TAKIROA rock art
On an ancient pathway
This rock shelter lies on an ara tawhito (ancient pathway) following the Waitaki River from the mountains to the sea. The headwaters of the Waitaki River are fed from Kā Roimata o Aoraki - the tears of Aoraki - the ancestral mountain of Kāi Tahu Whānui. Takiroa is a physical reminder of the ancestors who have passed through this landscape. It provided shelter, sustenance, and guidance to them and was and still is a place to share knowledge, a place to learn from, and a repository of people and treasures from the past.
This sketch of Takiroa was produced in 1851 by Walter Mantell, the commissioner of Crown Lands for the South Island. © E-332-022, Alexander Turnbull Library
How did these cliffs form?
The limestone forming these cliffs is made from dead sea organisms accumulated on the seafloor around 25 million years ago. At this time much of Te Riu-a-Māui/Zealandia, the continent New Zealand is part of, was still submerged beneath a warm shallow sea. Blocks of limestone at the foot of the cliff are evidence of past rock falls - with a significant cliff failure in 2010. Unweathered and freshly exposed limestone is creamy yellow in colour. Limestone becomes discoloured by weathering, forming a greyish appearance on its surface.
The braided Waitaki River
Looking north across the Waitaki Valley, uplift by local faults have formed steep hills. The Waitaki River has its origin in the Southern Alps and adjacent waterways. It has been dammed to create the Waitaki, Aviemore and Benmore lakes. The lower Waitaki catchment showcases river terraces. These have formed where the river has eroded down through its older deposits. The riverbed contains many braided channels separated by gravel bars. The active channels change - making the river a dynamic environment. Braided rivers have high ecological values - being home to many native species.
The braided Waitaki River flowing towards the Pacific Ocean.
The extent of the cliff failure in 2010. Around 35m3 collapsed © Figure: S. Cox/GNS Science
Takiroa is a significant landmark in the tradition of Kāi Tahu Whānui.
Ledges and shelters are created in the limestone due to differences in weathering between harder and softer limestone.
Blocks of limestone on the ground are from past cliff failure.
Please be aware the following hazards include: rock / block fall from above / overhang, slippery when wet.
Latitude: -44.842946 Longitude: 170.644710
Scenic views & Photo opportunities
To get Takiroa rock drawings from the north end of Duntroon, head up SH83 about 3km and look for the information sign and carpark. There's a brief walk up uneven path.

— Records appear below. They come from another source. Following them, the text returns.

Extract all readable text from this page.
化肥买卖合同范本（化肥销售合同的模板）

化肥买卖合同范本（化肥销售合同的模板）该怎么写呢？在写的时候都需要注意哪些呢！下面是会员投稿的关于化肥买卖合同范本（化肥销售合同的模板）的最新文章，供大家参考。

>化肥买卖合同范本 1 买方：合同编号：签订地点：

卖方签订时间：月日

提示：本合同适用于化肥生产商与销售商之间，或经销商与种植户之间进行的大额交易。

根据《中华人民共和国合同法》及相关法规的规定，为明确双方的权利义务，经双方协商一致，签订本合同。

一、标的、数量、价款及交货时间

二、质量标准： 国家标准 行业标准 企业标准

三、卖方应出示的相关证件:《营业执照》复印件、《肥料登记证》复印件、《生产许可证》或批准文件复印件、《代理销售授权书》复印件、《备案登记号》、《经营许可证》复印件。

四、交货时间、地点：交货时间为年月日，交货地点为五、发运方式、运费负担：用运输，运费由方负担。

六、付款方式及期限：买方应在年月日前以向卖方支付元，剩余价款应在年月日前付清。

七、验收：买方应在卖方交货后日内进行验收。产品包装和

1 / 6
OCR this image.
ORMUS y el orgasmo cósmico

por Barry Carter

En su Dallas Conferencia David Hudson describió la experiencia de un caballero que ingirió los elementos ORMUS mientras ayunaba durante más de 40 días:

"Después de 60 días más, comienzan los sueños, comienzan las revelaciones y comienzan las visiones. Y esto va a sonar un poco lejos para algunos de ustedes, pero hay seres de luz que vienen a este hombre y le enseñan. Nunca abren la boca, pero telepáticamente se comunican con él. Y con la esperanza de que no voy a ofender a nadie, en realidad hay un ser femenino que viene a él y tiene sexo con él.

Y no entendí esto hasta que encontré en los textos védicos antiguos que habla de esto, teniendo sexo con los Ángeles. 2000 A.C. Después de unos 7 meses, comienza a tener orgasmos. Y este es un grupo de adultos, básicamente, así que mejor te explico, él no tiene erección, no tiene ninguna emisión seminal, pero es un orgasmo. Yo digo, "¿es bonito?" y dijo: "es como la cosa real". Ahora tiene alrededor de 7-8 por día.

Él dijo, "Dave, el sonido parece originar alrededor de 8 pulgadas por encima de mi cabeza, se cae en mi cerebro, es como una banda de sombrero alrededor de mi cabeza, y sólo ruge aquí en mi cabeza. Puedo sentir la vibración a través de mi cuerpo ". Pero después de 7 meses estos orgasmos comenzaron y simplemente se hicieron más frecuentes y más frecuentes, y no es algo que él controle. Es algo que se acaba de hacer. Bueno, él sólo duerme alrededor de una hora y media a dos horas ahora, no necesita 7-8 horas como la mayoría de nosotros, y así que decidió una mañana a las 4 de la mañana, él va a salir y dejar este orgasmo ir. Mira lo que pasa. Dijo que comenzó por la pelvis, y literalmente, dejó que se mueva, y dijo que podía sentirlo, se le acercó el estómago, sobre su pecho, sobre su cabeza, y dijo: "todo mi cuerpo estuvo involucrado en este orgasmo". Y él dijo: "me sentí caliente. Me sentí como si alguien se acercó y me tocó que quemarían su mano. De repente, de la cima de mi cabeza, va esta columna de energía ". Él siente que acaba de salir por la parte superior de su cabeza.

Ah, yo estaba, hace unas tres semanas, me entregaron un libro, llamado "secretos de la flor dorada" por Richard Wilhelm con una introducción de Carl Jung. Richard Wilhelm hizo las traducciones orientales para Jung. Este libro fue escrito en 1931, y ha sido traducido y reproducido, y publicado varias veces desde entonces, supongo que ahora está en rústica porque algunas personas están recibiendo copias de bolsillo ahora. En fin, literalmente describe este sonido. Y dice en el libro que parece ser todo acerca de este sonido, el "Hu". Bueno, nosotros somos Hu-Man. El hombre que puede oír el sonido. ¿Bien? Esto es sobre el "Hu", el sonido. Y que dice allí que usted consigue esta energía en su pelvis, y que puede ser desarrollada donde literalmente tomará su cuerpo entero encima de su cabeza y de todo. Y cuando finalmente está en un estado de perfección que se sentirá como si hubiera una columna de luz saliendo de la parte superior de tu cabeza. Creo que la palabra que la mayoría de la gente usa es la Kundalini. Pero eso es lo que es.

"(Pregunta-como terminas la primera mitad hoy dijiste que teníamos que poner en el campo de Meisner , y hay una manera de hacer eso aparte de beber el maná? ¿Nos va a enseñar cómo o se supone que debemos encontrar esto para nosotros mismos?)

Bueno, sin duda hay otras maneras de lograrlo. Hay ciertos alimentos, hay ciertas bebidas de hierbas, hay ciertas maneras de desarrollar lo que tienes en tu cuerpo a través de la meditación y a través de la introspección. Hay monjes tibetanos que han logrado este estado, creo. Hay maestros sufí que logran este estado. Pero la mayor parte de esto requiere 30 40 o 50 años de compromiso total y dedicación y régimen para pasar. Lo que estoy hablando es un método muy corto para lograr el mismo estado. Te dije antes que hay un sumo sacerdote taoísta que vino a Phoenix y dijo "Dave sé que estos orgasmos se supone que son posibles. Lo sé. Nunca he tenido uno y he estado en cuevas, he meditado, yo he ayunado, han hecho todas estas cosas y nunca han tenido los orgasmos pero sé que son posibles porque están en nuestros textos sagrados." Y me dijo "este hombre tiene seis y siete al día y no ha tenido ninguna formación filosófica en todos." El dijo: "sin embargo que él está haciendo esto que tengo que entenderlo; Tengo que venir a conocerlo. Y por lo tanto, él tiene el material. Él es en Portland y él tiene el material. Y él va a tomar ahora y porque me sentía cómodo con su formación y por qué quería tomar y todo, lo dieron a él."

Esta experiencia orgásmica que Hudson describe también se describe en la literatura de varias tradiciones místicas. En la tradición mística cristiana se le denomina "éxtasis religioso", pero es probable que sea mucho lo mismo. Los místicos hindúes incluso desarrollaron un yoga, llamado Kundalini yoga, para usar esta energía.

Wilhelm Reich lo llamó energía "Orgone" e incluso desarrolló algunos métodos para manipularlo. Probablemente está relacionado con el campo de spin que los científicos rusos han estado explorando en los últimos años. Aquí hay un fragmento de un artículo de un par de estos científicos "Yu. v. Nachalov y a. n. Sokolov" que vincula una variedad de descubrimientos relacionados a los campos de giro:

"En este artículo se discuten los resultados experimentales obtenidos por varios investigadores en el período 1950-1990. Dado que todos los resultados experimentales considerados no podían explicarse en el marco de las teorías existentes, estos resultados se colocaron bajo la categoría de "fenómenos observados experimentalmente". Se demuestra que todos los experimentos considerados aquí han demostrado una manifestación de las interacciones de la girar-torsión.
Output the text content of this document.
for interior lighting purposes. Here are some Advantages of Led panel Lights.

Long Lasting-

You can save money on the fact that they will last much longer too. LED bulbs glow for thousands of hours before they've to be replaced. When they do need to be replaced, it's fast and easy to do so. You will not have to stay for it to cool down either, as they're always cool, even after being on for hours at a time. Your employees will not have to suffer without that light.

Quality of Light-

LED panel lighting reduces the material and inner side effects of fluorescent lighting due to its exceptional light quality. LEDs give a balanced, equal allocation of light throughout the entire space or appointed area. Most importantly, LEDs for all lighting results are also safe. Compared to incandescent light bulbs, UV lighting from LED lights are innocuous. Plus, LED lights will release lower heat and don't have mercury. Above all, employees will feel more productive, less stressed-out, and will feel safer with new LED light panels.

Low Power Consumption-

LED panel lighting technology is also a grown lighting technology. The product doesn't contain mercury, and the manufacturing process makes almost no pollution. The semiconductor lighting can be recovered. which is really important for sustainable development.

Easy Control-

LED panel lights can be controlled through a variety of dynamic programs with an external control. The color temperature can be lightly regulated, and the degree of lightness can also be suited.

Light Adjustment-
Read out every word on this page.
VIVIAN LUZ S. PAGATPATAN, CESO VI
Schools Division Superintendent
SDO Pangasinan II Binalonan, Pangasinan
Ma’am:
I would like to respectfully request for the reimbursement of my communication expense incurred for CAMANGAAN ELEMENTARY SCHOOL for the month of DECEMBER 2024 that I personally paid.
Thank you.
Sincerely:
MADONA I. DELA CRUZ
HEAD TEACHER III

Park at the information sign. Caution! Rocks still fall. Please treat this rock art site with care and respect to ensure this continues to be a special place to stop.
Visitors are requested to eat and drink only in designated areas.
Protection and guardianship are at the heart of the Geopark philosophy. We ask you to treat this site with respect, do not remove anything from this site and preserve it for our future generations.